Estas foram as últimas gerações a povoarem o ROSSIO a tempo inteiro, penso que também as primeiras a poderem brincar em Felicidade -PLENA. Devemos tudo isso aos nossos pais e à implantação da Escolaridade-obrigatória.

Jogo do Botão-Berlinde das 3 covas-Pião-Aro de Bicicleta-Seringadora-Fisga-Jogo do Salto-Corridas-Jogo do Chito-Cartas-Brigas e pedradas, cabeças partidas , joelhos rasgados...tudo isto fazia parte de uma" FEIRA", que, parecia não ter fim.
O JOGO da BOLA.
Era o jogo mais apetecido e era o que mais dinamizava o largo e os seus assistentes mais velhos-a PLATEIA dos adultos seguia com redobrado interesse os desafios que se desenrolavam no palco de areia coberto.
Mas nem tudo era favorável para nós, miudagem. Tínhamos dois inimigos de estimação; os quais nos faziam estar sempre alerta...


A GUARDA a CAVALO

O Som dos cascos no alcatrão era o sinal da debandada. Ainda hoje não percebo se, na realidade, era proibido jogar à bola no largo da freguesia. Nunca ninguém teve a ousadia de perguntar, ou saber, a razão das fugas para trás dos muros até que os cavalos desaparecessem na Rua da Herdadinha. Tínhamos realmente pavor da GUARDA-a-CAVALO.
Outro dos PAVORES, era a célebre  VELHA_XÊTA.


A que deu origem a este artigo. Esta senhora, mãe do JOÃO Pécuxinho, defendia o seu território com unhas e dentes. A sua casa, sempre bem caiada, ficava ao lado do largo e, para grande azar nosso, ela conseguia sempre apanhar-nos as bolas. Bolas essas que por mais pedidos de humilhação , nunca retornaram aos seus donos. Era implacável na sua luta contra a GAIATAGEM. Era uma "GUERRA" sem tréguas. Descobri "HOJE" quarenta e poucos anos depois qual foi o destino das nossas bolas. Mas, sobre esse assunto e sobre a realidade desta SENHORA, falará a sua NETA,  na parte central deste artigo.
Eu, UMA das vítimas da sua IRA, estou hoje aqui a prestar-lhe uma homenagem merecida. Merecida porque foi para nós uma "INIMIGA" que nunca conseguimos vencer. Merecida também porque nunca baixou os braços na sua luta em defesa do seu Território-Sagrado - AS paredes caiadas de Branco.
VIVA !!!  VELHA XÊTA pela eternidade-Honra lhe seja feita!!!!
Afinal "Xêta"  é um NEOLOGISMO !
XATA era realmente o que queríamos dizer!

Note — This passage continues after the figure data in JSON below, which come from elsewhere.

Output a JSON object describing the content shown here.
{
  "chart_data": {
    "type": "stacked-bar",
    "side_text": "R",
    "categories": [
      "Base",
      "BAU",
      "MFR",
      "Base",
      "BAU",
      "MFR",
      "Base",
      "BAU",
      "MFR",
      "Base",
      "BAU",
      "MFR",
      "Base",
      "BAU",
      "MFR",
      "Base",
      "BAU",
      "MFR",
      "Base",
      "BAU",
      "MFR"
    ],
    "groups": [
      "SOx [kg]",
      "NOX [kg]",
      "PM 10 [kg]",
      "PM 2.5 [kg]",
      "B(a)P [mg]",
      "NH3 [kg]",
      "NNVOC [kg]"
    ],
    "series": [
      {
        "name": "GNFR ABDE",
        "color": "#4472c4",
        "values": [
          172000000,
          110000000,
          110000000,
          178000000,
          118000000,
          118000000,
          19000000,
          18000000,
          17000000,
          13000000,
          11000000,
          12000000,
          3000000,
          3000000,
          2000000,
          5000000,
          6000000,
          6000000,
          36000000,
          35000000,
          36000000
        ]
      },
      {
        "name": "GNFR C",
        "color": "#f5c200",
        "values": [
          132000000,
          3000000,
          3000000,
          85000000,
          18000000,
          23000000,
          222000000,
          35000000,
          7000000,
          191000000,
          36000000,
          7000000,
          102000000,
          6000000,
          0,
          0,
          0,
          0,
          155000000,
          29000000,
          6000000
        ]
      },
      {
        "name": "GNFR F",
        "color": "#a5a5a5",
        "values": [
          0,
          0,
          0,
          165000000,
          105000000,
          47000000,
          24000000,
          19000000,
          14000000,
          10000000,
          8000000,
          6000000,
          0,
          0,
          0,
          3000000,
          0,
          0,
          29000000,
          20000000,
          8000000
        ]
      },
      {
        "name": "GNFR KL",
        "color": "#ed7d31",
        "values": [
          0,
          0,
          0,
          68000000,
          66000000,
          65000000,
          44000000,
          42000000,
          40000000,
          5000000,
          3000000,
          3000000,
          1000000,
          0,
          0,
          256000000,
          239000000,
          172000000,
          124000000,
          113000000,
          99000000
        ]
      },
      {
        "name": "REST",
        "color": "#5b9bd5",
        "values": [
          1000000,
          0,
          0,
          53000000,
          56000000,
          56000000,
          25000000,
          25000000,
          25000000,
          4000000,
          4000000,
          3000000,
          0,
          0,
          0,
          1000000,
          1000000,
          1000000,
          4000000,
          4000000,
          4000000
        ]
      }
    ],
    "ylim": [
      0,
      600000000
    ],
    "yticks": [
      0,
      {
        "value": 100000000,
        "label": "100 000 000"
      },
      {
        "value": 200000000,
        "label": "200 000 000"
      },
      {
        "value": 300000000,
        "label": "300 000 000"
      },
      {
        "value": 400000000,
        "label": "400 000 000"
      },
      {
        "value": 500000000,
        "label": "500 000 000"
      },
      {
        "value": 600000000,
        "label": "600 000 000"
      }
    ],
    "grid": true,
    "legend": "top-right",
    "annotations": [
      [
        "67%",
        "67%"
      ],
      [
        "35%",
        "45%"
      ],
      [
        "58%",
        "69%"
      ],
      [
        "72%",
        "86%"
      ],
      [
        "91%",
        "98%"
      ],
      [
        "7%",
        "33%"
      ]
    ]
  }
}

Obrigado DONA -XÊTA desculpe lá alguma coisinha..

Para todos os filhos que hoje são Pais de seus Pais como eu. Presenteio-os com esta lição de vida.
 Façam o melhor possível pelos velhotes. Foram eles que nos deram o tempo-mágico descrito no texto que agora termino.